Let $\Phi$ be a (crystallographic) root system with Weyl group $\mathcal{W}$, and $\Phi^+$ a choice of positive roots, and $$ q := \prod_{\alpha\in\Phi^+} (\exp(\alpha/2) - \exp(-\alpha/2)) = \sum_{w\in\mathcal{W}} \mathrm{sgn}(w)\,\exp(w\rho) $$ be the denominator in the Weyl character formula ("WCF"); here, of course, $\exp$ is a formal exponential, $\rho := \frac{1}{2}\sum_{\alpha\in\Phi^+}\alpha = \sum_i\varpi_i$ is the Weyl vector, $\varpi_i$ are the fundamental weights, and $\mathrm{sgn}$ is the abelian character of $\mathcal{W}$ with value $-1$ on the reflections.
Since $q$ is $\mathcal{W}$-anti-invariant (we have $w(q) = \mathrm{sgn}(w)\,q$), it follows that $q^2$ is $\mathcal{W}$-invariant. So $q^2$ can be expressed as a polynomial in the fundamental characters (the fundamental characters being the $x_i := q^{-1} \sum_{w\in\mathcal{W}} \mathrm{sgn}(w)\,\exp(w(\rho+\varpi_i))$ by the WCF); or equivalently, as a polynomial in the averages of the fundamental weights (meaning the $\frac{1}{\#\mathcal{W}} \sum_{w\in\mathcal{W}} \exp(w\varpi_i)$): see the references to Bourbaki and Lorenz in this related question. This invariant quantity $q^2$ can be considered as a kind of discriminant (see PS3 below).
My question about this square denominator $q^2$ is: how can we compute it in practice (as a polynomial of the kind I just described)? Is there a convenient expression? Or perhaps, can I get LiE or Sage to compute it?
I am also interested in any sort of remarks about it: for example, does it have a standard name (beyond "the square of the Weyl denominator")? Is it the (virtual) character of some naturally defined element in the Grothendieck group of representations?
PS 1: I should have made it clear that I am looking for a computational approach that does not involve writing down all the $\#\mathcal{W}$ terms in $q$. (LiE is capable of doing computations on the ring of [multiplicative] $\mathcal{W}$-invariants without fully expanding them; so the question is whether we can do this for a $\mathcal{W}$-anti-invariant like $q$.)
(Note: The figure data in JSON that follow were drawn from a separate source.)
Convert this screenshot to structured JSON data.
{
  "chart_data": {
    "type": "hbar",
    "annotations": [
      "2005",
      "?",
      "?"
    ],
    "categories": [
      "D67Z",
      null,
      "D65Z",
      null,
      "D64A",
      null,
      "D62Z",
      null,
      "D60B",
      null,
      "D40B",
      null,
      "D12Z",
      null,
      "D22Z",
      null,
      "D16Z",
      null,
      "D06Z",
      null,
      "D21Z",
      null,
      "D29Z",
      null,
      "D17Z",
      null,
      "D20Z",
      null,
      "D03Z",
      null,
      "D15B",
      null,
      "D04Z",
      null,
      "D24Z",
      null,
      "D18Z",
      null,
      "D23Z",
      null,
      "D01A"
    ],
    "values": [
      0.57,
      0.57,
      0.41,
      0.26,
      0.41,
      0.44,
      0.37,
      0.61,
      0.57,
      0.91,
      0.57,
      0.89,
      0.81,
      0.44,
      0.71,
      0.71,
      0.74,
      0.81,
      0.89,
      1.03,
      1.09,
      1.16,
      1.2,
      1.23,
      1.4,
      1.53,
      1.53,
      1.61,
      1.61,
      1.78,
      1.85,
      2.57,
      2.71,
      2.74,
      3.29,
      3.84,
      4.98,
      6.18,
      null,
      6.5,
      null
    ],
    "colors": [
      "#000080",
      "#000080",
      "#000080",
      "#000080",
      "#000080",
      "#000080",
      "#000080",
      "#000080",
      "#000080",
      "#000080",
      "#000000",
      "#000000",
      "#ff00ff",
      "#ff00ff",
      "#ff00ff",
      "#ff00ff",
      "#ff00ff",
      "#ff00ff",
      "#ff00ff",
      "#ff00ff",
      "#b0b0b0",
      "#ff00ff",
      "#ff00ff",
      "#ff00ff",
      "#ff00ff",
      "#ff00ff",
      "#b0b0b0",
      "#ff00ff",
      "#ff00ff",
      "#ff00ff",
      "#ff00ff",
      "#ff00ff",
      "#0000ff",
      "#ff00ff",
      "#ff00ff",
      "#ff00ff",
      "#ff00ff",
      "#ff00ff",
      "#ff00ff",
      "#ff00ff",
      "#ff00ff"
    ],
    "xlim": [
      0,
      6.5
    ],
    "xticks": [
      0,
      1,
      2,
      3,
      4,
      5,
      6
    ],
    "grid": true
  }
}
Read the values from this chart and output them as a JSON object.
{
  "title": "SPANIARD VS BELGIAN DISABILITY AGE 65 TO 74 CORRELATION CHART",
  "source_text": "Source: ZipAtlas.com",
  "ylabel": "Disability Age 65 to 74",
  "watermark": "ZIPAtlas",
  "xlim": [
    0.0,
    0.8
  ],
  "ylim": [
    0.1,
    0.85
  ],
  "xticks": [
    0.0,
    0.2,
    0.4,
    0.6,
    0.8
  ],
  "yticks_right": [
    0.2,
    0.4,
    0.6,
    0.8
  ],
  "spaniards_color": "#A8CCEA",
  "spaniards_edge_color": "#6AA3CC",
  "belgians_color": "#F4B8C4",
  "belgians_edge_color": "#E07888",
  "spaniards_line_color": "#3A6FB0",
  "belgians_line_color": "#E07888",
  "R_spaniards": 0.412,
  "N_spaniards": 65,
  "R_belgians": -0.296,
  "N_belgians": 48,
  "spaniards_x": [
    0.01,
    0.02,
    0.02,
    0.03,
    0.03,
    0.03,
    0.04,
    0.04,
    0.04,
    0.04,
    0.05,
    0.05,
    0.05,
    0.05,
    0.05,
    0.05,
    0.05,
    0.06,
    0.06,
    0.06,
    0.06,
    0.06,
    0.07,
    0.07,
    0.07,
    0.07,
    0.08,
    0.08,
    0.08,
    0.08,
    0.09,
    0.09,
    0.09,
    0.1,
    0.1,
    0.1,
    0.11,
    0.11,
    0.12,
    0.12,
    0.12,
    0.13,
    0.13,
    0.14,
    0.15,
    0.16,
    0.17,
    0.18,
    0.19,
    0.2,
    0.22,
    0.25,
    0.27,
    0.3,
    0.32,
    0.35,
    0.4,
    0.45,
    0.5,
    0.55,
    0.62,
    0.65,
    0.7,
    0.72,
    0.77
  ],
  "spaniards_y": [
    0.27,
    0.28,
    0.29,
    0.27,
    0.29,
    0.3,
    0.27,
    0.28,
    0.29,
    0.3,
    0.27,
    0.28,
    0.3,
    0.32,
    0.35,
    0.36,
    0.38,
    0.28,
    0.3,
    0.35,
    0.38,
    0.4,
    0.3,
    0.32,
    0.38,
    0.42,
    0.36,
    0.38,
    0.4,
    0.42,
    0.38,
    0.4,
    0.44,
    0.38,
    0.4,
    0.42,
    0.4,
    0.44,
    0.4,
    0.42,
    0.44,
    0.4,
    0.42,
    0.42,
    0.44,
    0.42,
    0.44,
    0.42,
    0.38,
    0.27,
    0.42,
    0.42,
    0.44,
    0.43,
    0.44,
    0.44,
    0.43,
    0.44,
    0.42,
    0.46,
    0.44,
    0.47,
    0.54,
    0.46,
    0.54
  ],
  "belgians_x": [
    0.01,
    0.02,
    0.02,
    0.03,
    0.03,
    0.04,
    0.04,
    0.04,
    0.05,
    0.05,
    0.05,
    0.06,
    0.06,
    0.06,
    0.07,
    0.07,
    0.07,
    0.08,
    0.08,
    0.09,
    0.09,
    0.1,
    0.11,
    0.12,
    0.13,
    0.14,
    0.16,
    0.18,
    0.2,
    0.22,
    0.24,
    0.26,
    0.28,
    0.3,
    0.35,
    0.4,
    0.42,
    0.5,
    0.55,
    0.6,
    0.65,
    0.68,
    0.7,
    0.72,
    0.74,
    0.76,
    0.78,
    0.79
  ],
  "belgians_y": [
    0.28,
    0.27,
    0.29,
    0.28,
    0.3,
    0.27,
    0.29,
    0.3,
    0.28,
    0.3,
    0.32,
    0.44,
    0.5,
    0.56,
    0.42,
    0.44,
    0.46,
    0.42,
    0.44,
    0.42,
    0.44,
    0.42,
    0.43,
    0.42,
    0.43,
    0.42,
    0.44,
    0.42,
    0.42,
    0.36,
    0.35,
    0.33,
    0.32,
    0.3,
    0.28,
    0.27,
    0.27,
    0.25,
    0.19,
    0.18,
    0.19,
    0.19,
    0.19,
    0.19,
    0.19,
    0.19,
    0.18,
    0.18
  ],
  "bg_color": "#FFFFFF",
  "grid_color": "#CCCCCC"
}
PS 2: If we let $R = \mathbb{C}[\exp(\Lambda)]^{\mathcal{W}}$, where $\Lambda := \langle\Phi^\vee\rangle^*$ is the weight lattice, be the ring of multiplicative $\mathcal{W}$-invariants (which is a polynomial ring), then the ring of multiplicative $\mathcal{W}_0$-invariants, where $\mathcal{W}_0 := \ker(\mathrm{sgn})$ is the group of rotations in the Weyl group, is the free quadratic algebra $R \oplus R q$. So asking to describe $q^2$ in $R$ is the missing bit in the presentation of this algebra. Hopefully this helps motivate the question.
PS 3: In the case where $\Phi = A_n$, then $q^2$ expressed as a polynomial of $x_1,\ldots,x_n$ is exactly the discriminant of the polynomial (in the $z$ variable) $z^{n+1} - x_1 z^n + x_2 z^{n-1} + \cdots + (-1)^n x_n z + (-1)^{n+1}$ (indeed, consider a diagonal element of $SL_{n+1}$: then $x_1,\ldots,x_n$ give the elementary symmetric functions of the $n+1$ eigenvalues, whose product is $1$, and $q^2$ is their discriminant since $q$ is the Vandermonde determinant). What I'm asking for is a generalization of this to the other root systems.